Guest Post: Valentines and Verse

Today's guest post is a bit different in nature, but very timely given that Valentine's Day is Monday. (Yes, Monday!)  Please welcome guest blogger Lora Cain.

The Mother of All American Valentines – and Verse

by Lora Cain Heart_paper_wallpaper_25650_l
She may not have written the very first Valentine but Esther Howland certainly was the first American – and woman – to mass produce them.  As a contemporary of the poet Emily Dickinson in 1847, Howland received her first English Valentine at 19.  Valentines at the time were often hand written notes but some had elaborate drawings and real lace.  As her family ran the largest book and stationery store in Worcester, Massachusetts, Esther decided she could do better.  She persuaded her father to order lace paper and other supplies and artistically wrote out and created several samples for her brother’s next sales trip.  Hoping for $200 in orders, he came back with $5000 worth, more than she could make herself. Howland asked her three best female friends to help and a company and an industry were born.

Howland is credited with several innovations including the small brightly colored wafer of paper placed under the lace to give contrast, the built up shadow box.  She also wrote “The New England Valentine Company’s Verse Book", 31 pages of text that allowed customers to choose the verse for their card.  Esther never married, though she wrote about love her entire adult life until she passed at 76.  She made magical love stories possible for so many others.

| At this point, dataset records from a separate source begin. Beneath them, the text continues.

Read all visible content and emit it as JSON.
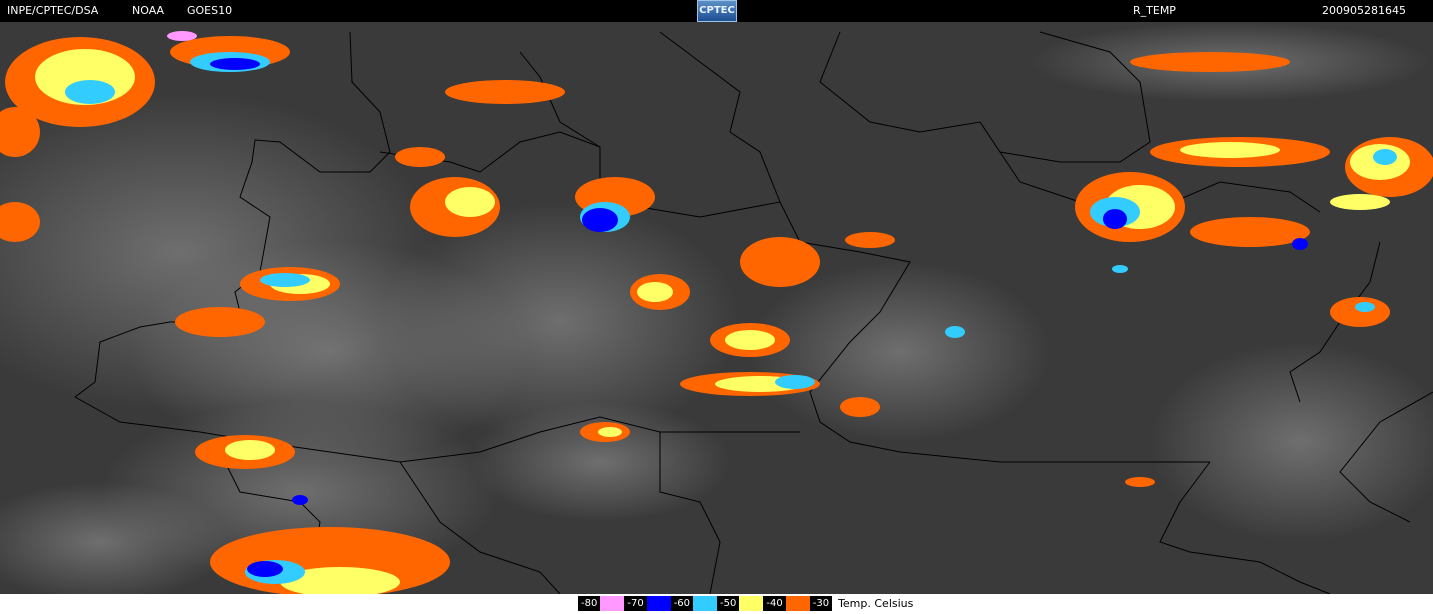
{
  "header": {
    "source": "INPE/CPTEC/DSA",
    "agency": "NOAA",
    "satellite": "GOES10",
    "logo_text": "CPTEC",
    "product": "R_TEMP",
    "timestamp": "200905281645"
  },
  "legend": {
    "items": [
      {
        "label": "-80",
        "color": "#ff99ff"
      },
      {
        "label": "-70",
        "color": "#0000ff"
      },
      {
        "label": "-60",
        "color": "#33ccff"
      },
      {
        "label": "-50",
        "color": "#ffff66"
      },
      {
        "label": "-40",
        "color": "#ff6600"
      },
      {
        "label": "-30",
        "color": ""
      }
    ],
    "unit": "Temp. Celsius"
  }
}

Lora Cain is the first female Guest Announcer on Wheel of Fortune or any game show that is nationally syndicated in every television market.  You can hear her Valentine’s week, February 14th – 18th, and select dates in March and April.  Vote for her through April to be the first female fulltime announcer on the show here.

Photo of vintage Valentine by Thor, from Flickr via Everystockphoto.


0 thoughts on “Guest Post: Valentines and Verse”

  1. Charlotte, thanks for sharing this guest blog post, and Happy Valentine’s Day!

    I have to say, I have mixed feelings about the idea of the mass-produced card, and the expectations created as a result. I suffered a few heart palpitations in grade school, wondering if the girl I was sweet on would drop a card in my decorated shoe box. And of course as an adult it means I have to go contribute $5 to the pension fund of Hallmark’s CEO every February. But a nice story nonetheless!

  2. Patrick, I just got back from my local grocery store, and let me tell you, the Hallmark pension fund is doing quite well today! Interesting how mass-produced cards came from the idea of one person…Happy Valentine’s Day to you, too!